Authors

S Bourne¹; EL Veale²; R Forfar¹; A Mathie²; 
¹ LifeArc, UK;  ² Medway School of Pharmacy, University of Kent, UK

Discussion

Members of the two-pore domain potassium (K2P) ion-channel family are unexploited therapeutic targets for pain. As regulators of the leak K⁺ current in nociceptive sensory neurones, their pharmacological modulation could be used to reduce excitability within the pain-sensing pathway. A rationale that is robustly supported by knock-out mice who are highly sensitive to pain, familial genetic studies, and the in-vivo efficacy of selective agonists.

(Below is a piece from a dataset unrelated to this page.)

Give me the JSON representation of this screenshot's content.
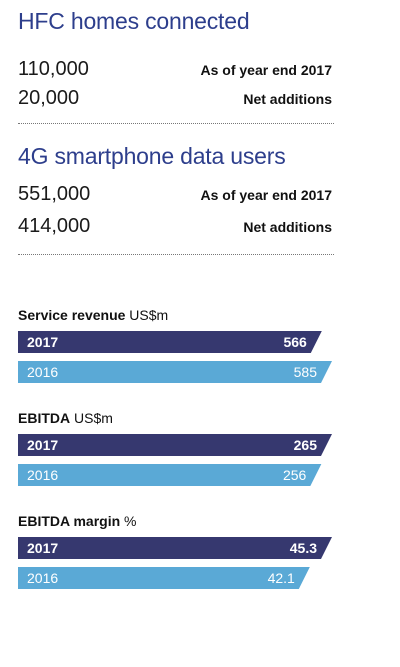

However, poor clinical translation within the pain field has impeded the development of novel analgesics, with many failing in the clinic. This challenge arises from the heterogeneity of the patient population, which is difficult to classify, with numerous types of pain and distinct biological mechanisms that are further influenced by sex, genetic, immune system, psychological and other environmental factors. Consequently, defining an appropriate clinical trial population is challenging, efficacy in rodents does not always translate into humans, and novel therapeutics fail to deliver on early promise.

One way to address this translational gap, is to turn towards large scale human genetic databases to validate targets and stratify patient populations using clinical data. This is exemplified by the fact that drugs that gain genetic linkage of a target to a disease are more likely to succeed in later clinical phases.

Here, we apply this approach to the K2P family using UK and Finnish Biobank GWAS statistics to compare the association of over 100,000 genetic variants identified within the 15 K2P ion-channel genes with 63 distinct pain phenotypes. We demonstrate that several K2Ps have strong suggestive associations with pain and that these results vary between the Finnish and UK populations. We provide this as an initial resource that we will build upon, highlighting the degree of pain-association of individual K2Ps within European populations.